Необъяснимая тревога, тревога жертвы.
Он чуть наклонился, провел рукой по раненому бедру, пощупал, и по мере того, как он стискивал ногу, ощущалось сначала какое-то неудобство, потом настоящая боль. Оперся на больную ногу, присел. Ничего, выдержит.
Дом, до этого момента погруженный в тишину, слегка вздрогнул и заскрипел над головой мотоциклиста. Проснулась Зоэ. Он представил, как она выбралась из своей кроватки и крадучись подошла к приоткрытой двери, чтобы, прижав к ней ухо, послушать, что происходит внизу. Эта картинка вызвала у него улыбку. Он бы предпочел остаться.
«Приезжай к Батисту, там что-то произошло. Нам позвонили…»

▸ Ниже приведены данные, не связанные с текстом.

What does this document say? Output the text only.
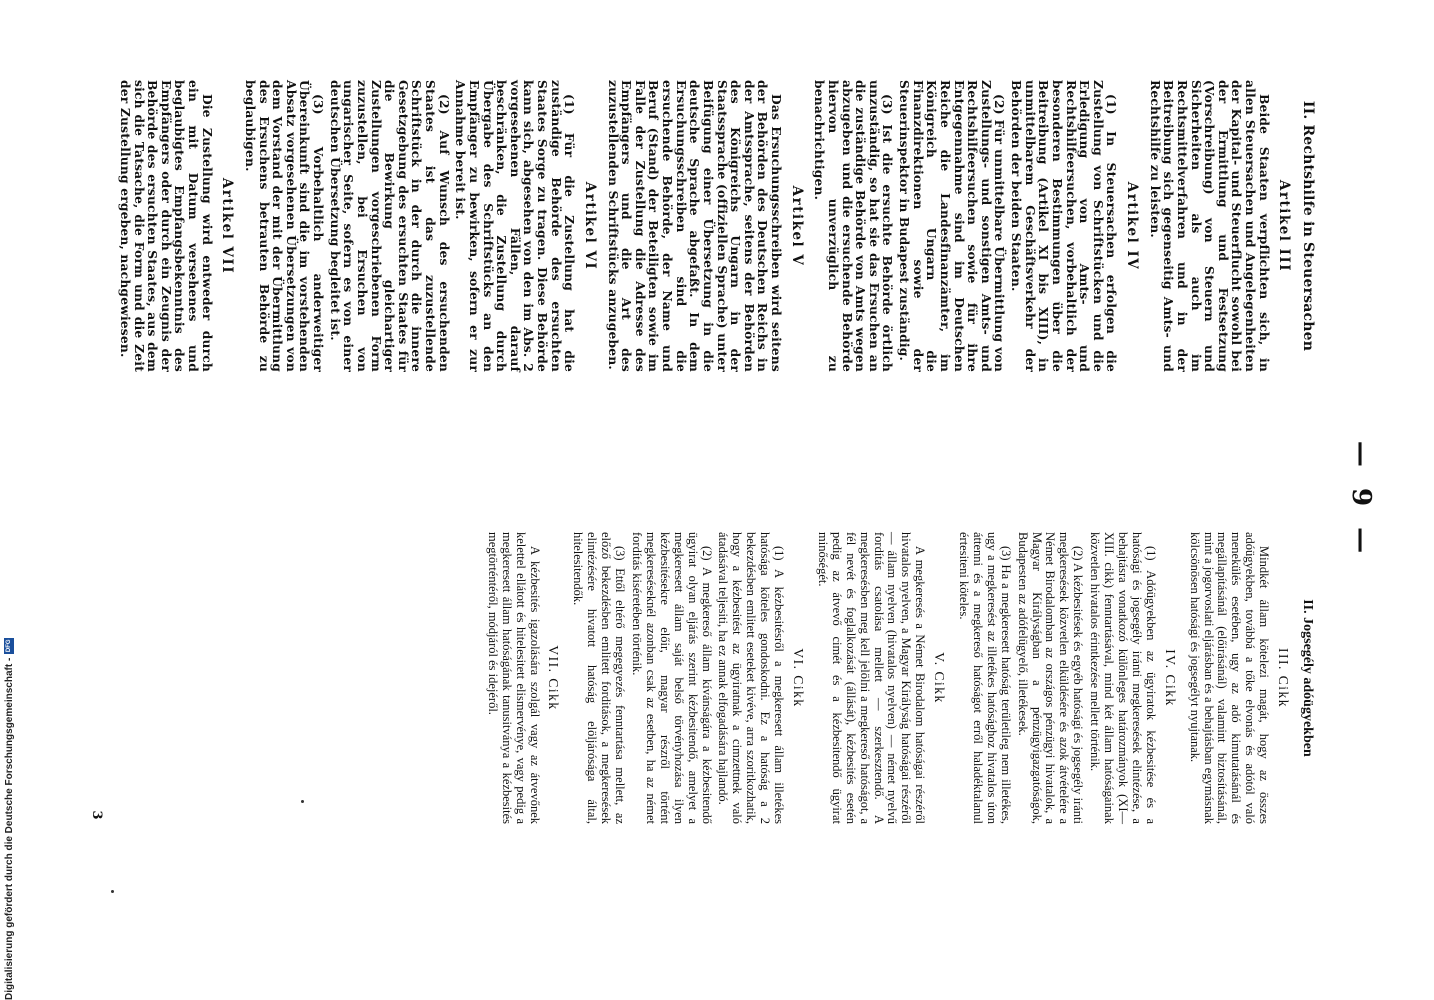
— 9 —
II. Rechtshilfe in Steuersachen
Artikel III

Beide Staaten verpflichten sich, in allen Steuersachen und Angelegenheiten der Kapital- und Steuerflucht sowohl bei der Ermittlung und Festsetzung (Vorschreibung) von Steuern und Sicherheiten als auch im Rechtsmittelverfahren und in der Beitreibung sich gegenseitig Amts- und Rechtshilfe zu leisten.

Artikel IV

(1) In Steuersachen erfolgen die Zustellung von Schriftstücken und die Erledigung von Amts- und Rechtshilfeersuchen, vorbehaltlich der besonderen Bestimmungen über die Beitreibung (Artikel XI bis XIII), in unmittelbarem Geschäftsverkehr der Behörden der beiden Staaten.

(2) Für unmittelbare Übermittlung von Zustellungs- und sonstigen Amts- und Rechtshilfeersuchen sowie für ihre Entgegennahme sind im Deutschen Reiche die Landesfinanzämter, im Königreich Ungarn die Finanzdirektionen sowie der Steuerinspektor in Budapest zuständig.

(3) Ist die ersuchte Behörde örtlich unzuständig, so hat sie das Ersuchen an die zuständige Behörde von Amts wegen abzugeben und die ersuchende Behörde hiervon unverzüglich zu benachrichtigen.

Artikel V

Das Ersuchungsschreiben wird seitens der Behörden des Deutschen Reichs in der Amtssprache, seitens der Behörden des Königreichs Ungarn in der Staatssprache (offiziellen Sprache) unter Beifügung einer Übersetzung in die deutsche Sprache abgefaßt. In dem Ersuchungsschreiben sind die ersuchende Behörde, der Name und Beruf (Stand) der Beteiligten sowie im Falle der Zustellung die Adresse des Empfängers und die Art des zuzustellenden Schriftstücks anzugeben.

Artikel VI

(1) Für die Zustellung hat die zuständige Behörde des ersuchten Staates Sorge zu tragen. Diese Behörde kann sich, abgesehen von den im Abs. 2 vorgesehenen Fällen, darauf beschränken, die Zustellung durch Übergabe des Schriftstücks an den Empfänger zu bewirken, sofern er zur Annahme bereit ist.

(2) Auf Wunsch des ersuchenden Staates ist das zuzustellende Schriftstück in der durch die innere Gesetzgebung des ersuchten Staates für die Bewirkung gleichartiger Zustellungen vorgeschriebenen Form zuzustellen, bei Ersuchen von ungarischer Seite, sofern es von einer deutschen Übersetzung begleitet ist.

(3) Vorbehaltlich anderweitiger Übereinkunft sind die im vorstehenden Absatz vorgesehenen Übersetzungen von dem Vorstand der mit der Übermittlung des Ersuchens betrauten Behörde zu beglaubigen.

Artikel VII

Die Zustellung wird entweder durch ein mit Datum versehenes und beglaubigtes Empfangsbekenntnis des Empfängers oder durch ein Zeugnis der Behörde des ersuchten Staates, aus dem sich die Tatsache, die Form und die Zeit der Zustellung ergeben, nachgewiesen.

II. Jogsegély adóügyekben
III. Cikk

Mindkét állam kötelezi magát, hogy az összes adóügyekben, továbbá a tőke elvonás és adótól való menekülés esetében, ugy az adó kimutatásánál és megállapításánál (előirásánál) valamint biztosításánál, mint a jogorvoslati eljárásban és a behajtásban egymásnak kölcsönösen hatósági és jogsegélyt nyujtanak.

IV. Cikk

(1) Adóügyekben az ügyiratok kézbesitése és a hatósági és jogsegély iránti megkeresések elintézése, a behajtásra vonatkozó különleges határozmányok (XI—XIII. cikk) fenntartásával, mind két állam hatóságainak közvetlen hivatalos érintkezése mellett történik.

(2) A kézbesitések és egyéb hatósági és jogsegély iránti megkeresések közvetlen elküldésére és azok átvételére a Német Birodalomban az országos pénzügyi hivatalok, a Magyar Királyságban a pénzügyigazgatóságok, Budapesten az adófelügyelő, illetékesek.

(3) Ha a megkeresett hatóság területileg nem illetékes, ugy a megkeresést az illetékes hatósághoz hivatalos úton áttenni és a megkereső hatóságot erről haladéktalanul értesiteni köteles.

V. Cikk

A megkeresés a Német Birodalom hatóságai részéről hivatalos nyelven, a Magyar Királyság hatóságai részéről — állam nyelven (hivatalos nyelven) — német nyelvű fordítás csatolása mellett — szerkesztendő. A megkeresésben meg kell jelölni a megkereső hatóságot, a fél nevét és foglalkozását (állását), kézbesités esetén pedig az átvevő cimét és a kézbesitendő ügyirat minőségét.

VI. Cikk

(1) A kézbesitésről a megkeresett állam illetékes hatósága köteles gondoskodni. Ez a hatóság a 2 bekezdésben emlitett eseteket kivéve, arra szoritkozhatik, hogy a kézbesitést az ügyiratnak a cimzettnek való átadásával teljesiti, ha ez annak elfogadására hajlandó.

(2) A megkereső állam kívánságára a kézbesitendő ügyirat olyan eljárás szerint kézbesitendő, amelyet a megkeresett állam saját belső törvényhozása ilyen kézbesitésekre előir, magyar részről történt megkereséseknél azonban csak az esetben, ha az német fordítás kiséretében történik.

(3) Ettől eltérő megegyezés fenntartása mellett, az előző bekezdésben emlitett forditások, a megkeresések elintézésére hivatott hatóság elöljárósága által, hitelesitendők.

VII. Cikk

A kézbesités igazolására szolgál vagy az átvevőnek kelettel ellátott és hitelesitett elismervénye, vagy pedig a megkeresett állam hatóságának tanusitványa a kézbesités megtörténtéről, módjáról és idejéről.

3
Digitalisierung gefördert durch die Deutsche Forschungsgemeinschaft -
DFG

Это все, что Поль Катала сказал ему на другом конце провода. Адриан Виги только что проснулся и собирался завтракать. Было еще рано, но он любил воскресным утром заняться своей бухгалтерией. Можно не опасаться, что в такое время его кто-нибудь потревожит.
«Нам позвонили…»
Поль Катала был пожарником-добровольцем. Пьер Бордес тоже. Должно быть, он тоже там, у Батиста. Потому что случилось что-то серьезное. Адриан всю дорогу размышлял об этом. Насколько серьезное? Очень серьезное. Слишком. Изменившийся голос «его Пауло» не оставлял никаких сомнений.

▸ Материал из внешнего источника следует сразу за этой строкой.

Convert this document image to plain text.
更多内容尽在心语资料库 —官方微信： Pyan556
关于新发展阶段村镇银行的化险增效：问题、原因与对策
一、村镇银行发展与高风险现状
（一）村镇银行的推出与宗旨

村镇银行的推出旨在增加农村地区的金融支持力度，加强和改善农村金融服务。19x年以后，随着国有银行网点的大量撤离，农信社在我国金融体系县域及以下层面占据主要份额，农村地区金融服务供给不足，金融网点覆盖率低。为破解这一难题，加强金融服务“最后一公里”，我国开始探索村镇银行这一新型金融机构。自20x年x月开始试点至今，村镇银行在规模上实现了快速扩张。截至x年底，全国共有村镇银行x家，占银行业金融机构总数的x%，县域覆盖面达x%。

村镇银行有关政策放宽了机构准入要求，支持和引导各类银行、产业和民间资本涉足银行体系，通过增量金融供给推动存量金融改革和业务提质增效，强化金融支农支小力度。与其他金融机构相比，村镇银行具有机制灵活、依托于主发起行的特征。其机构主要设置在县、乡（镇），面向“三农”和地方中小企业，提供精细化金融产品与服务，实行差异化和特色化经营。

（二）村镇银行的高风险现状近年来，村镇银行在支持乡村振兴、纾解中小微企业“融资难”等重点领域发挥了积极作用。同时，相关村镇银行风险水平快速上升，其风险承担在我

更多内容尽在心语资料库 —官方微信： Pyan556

Десять минут, чтобы выйти из утреннего ступора, одеться и предупредить жену, двадцать минут на стремительную поездку с нарушением всех правил дорожного движения. Когда Виги прибыл, ферма уже почти не дымилась, во дворе было полно народу. Здесь собрались все службы экстренной помощи, включая жандармов, которые уже разматывали вокруг места трагедии свои желтые ленты.
Его друзья с помертвелыми лицами держались поодаль. Бордес держал в руке пожарный шлем. Катала зажал в зубах сигарету. Он плакал или только что перестал: сажу на его щеках пересекали светлые бороздки. Когда Адриан Виги подошел, он заговорил первым:
— Он мертв. — Поль прикрыл глаза, чтобы скрыть обуревающие его чувства.
— Кто?
— Наш Батист.
— То есть? Что случилось?
Чтобы дать другу возможность собраться с духом, ответил Бордес:
— Никто не знает. Пока. Только — что дом загорелся, а он был внутри. Мы приехали слишком поздно, огонь уже добрался до крыши.
Поль Катала шмыгнул носом.
— Ты говоришь, никто не знает! Нашего приятеля убили, его халупу спалили!
— Кто поджег?
Никакого ответа.
— А жандармы что говорят?
— Что они в этом смыслят, твои жандармы! К тому же они нас недолюбливают.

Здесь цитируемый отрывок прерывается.